A balloon, 50 feet from an observer is rising at 20 ft/sec. At 5 sec after lift off,

a)how fast is the distance between the observer and the balloon changing?

b)How fast is the angle of elevation changing.

I just need to know what formals to use. I know the first part requires tan = x/50, but I'm not sure what to do next, and what to do for B.

as you say,

tanθ = x/50
so, sec^2 θ dθ/dt = 1/50 dx/dt

You know x at t=5, and you know dx/dt=20, so you can find θ.

The distance z is given by

z^2 = 50^2 + x^2
z dz/dt = x dx/dt

so, find z at t=5 and plug in the numbers.

Thanks for your help, but sorry, I'm still kinda confused.

I'm not sure how to find x. Do I need it to solve for z.

z^2 = 50 ^2 + x^2

Sorry if this is a silly question

well, of course. (it is kind of a silly question) You know after 5 seconds the balloon has gone up 5*50 = 250 feet.

Now you know x and you can get z.

To solve this problem, we will use basic trigonometric relationships and derivatives.

a) To find how fast the distance between the observer and the balloon is changing, we need to differentiate the equation for the distance between them with respect to time.

Let's call the distance between the observer and the balloon "d". Using the Pythagorean theorem, we have:

d^2 = 50^2 + x^2

Differentiating both sides with respect to time (t), we get:

2d * dd/dt = 0 + 2x * dx/dt

Simplifying, we have:

2d * dd/dt = 2x * dx/dt

Now, we know that x represents the horizontal distance the balloon has traveled. Given that the balloon is rising at a constant rate of 20 ft/sec, x = 20t.

Substituting this value, we have:

2d * dd/dt = 2(20t) * (20 ft/sec)

Simplifying further, we have:

2d * dd/dt = 800t

Now, we need to find the value of d when t = 5 sec. Plugging this into the equation, we have:

2d * dd/dt = 800(5)

Simplifying, we get:

2d * dd/dt = 4000

Now, divide both sides by 2d to solve for dd/dt:

dd/dt = 4000 / 2d

At t = 5 sec, we can find d using the Pythagorean theorem:

d^2 = 50^2 + (20t)^2
d^2 = 50^2 + (20(5))^2
d^2 = 2500 + 2000
d^2 = 4500
d = √4500 ≈ 67.082

Plugging in the value of d, we have:

dd/dt = 4000 / (2 * 67.082)
dd/dt ≈ 29.89 ft/sec

Therefore, at 5 seconds after lift off, the distance between the observer and the balloon is changing at a rate of approximately 29.89 ft/sec.

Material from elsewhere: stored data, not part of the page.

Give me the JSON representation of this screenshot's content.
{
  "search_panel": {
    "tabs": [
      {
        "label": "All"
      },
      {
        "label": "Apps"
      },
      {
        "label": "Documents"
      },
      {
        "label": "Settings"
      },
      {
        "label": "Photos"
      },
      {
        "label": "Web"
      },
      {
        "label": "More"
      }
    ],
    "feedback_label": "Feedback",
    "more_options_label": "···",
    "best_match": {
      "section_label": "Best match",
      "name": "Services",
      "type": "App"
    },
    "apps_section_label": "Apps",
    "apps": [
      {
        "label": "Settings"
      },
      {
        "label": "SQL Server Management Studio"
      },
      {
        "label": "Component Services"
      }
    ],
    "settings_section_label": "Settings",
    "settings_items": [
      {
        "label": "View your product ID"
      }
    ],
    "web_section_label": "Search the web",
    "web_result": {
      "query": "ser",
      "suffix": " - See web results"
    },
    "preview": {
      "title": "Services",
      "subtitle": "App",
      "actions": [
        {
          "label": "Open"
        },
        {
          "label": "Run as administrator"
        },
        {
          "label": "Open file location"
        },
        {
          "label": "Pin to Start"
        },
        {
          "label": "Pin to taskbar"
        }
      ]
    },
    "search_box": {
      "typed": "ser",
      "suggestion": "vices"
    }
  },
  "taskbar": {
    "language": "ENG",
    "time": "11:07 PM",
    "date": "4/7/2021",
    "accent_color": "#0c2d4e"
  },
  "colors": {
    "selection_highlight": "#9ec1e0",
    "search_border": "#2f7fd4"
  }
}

b) To find how fast the angle of elevation is changing, we need to differentiate the equation for the tangent of the angle with respect to time.

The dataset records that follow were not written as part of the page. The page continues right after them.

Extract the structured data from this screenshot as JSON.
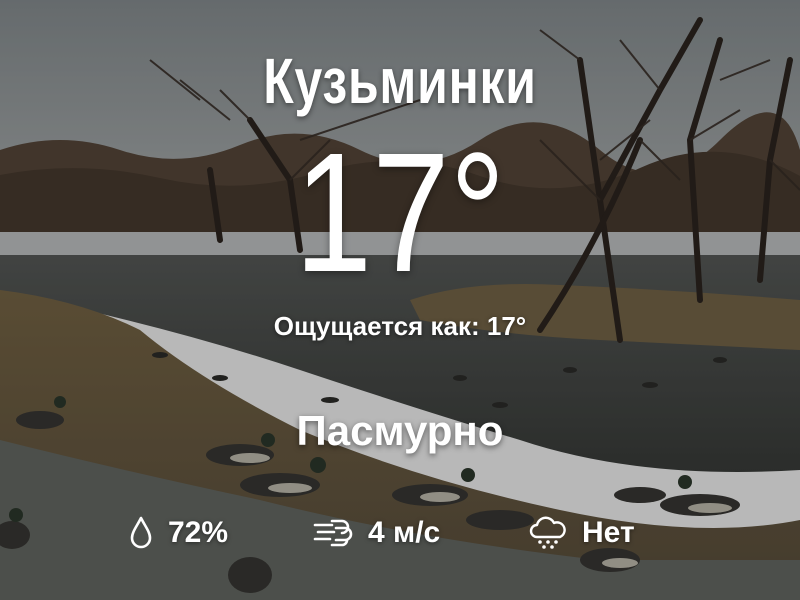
{
  "location": {
    "name": "Кузьминки"
  },
  "current": {
    "temperature": "17°",
    "feels_like_label": "Ощущается как:",
    "feels_like_value": "17°",
    "condition": "Пасмурно"
  },
  "details": {
    "humidity": {
      "icon": "droplet-icon",
      "value": "72%"
    },
    "wind": {
      "icon": "wind-icon",
      "value": "4 м/с"
    },
    "precipitation": {
      "icon": "rain-cloud-icon",
      "value": "Нет"
    }
  }
}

The tangent of the angle of elevation can be written as tan(θ) = x/50, where θ represents the angle.

Differentiating both sides with respect to time (t), we get:

sec^2(θ) * dθ/dt = (d/dt)(x/50)

To find the value of dθ/dt, we need the value of dx/dt.

Given that x = 20t (as discussed earlier), we can find dx/dt:

dx/dt = d/dt (20t) = 20 ft/sec

Now, let's substitute this value back into the equation:

sec^2(θ) * dθ/dt = (20 ft/sec) / 50

simplifying further, we have:

sec^2(θ) * dθ/dt = 0.4 ft/sec

Now, we need to find the value of sec^2(θ) when t = 5 sec. To calculate this, we can use the value of d we found earlier.

Using the Pythagorean theorem, we know that:

d^2 = 50^2 + x^2
d^2 = 2500 + (20t)^2

Plugging in t = 5 sec, we have:

d^2 = 2500 + (20(5))^2
d^2 = 2500 + 2000
d^2 = 4500

Now, we can find the value of sec^2(θ):

sec^2(θ) = (d^2 - x^2) / 50^2
sec^2(θ) = (4500 - (20(5))^2) / 50^2
sec^2(θ) = 2500 / 2500
sec^2(θ) = 1

Plugging this value back into the equation, we have:

1 * dθ/dt = 0.4 ft/sec

Therefore, at 5 seconds after lift-off, the angle of elevation is changing at a rate of 0.4 ft/sec.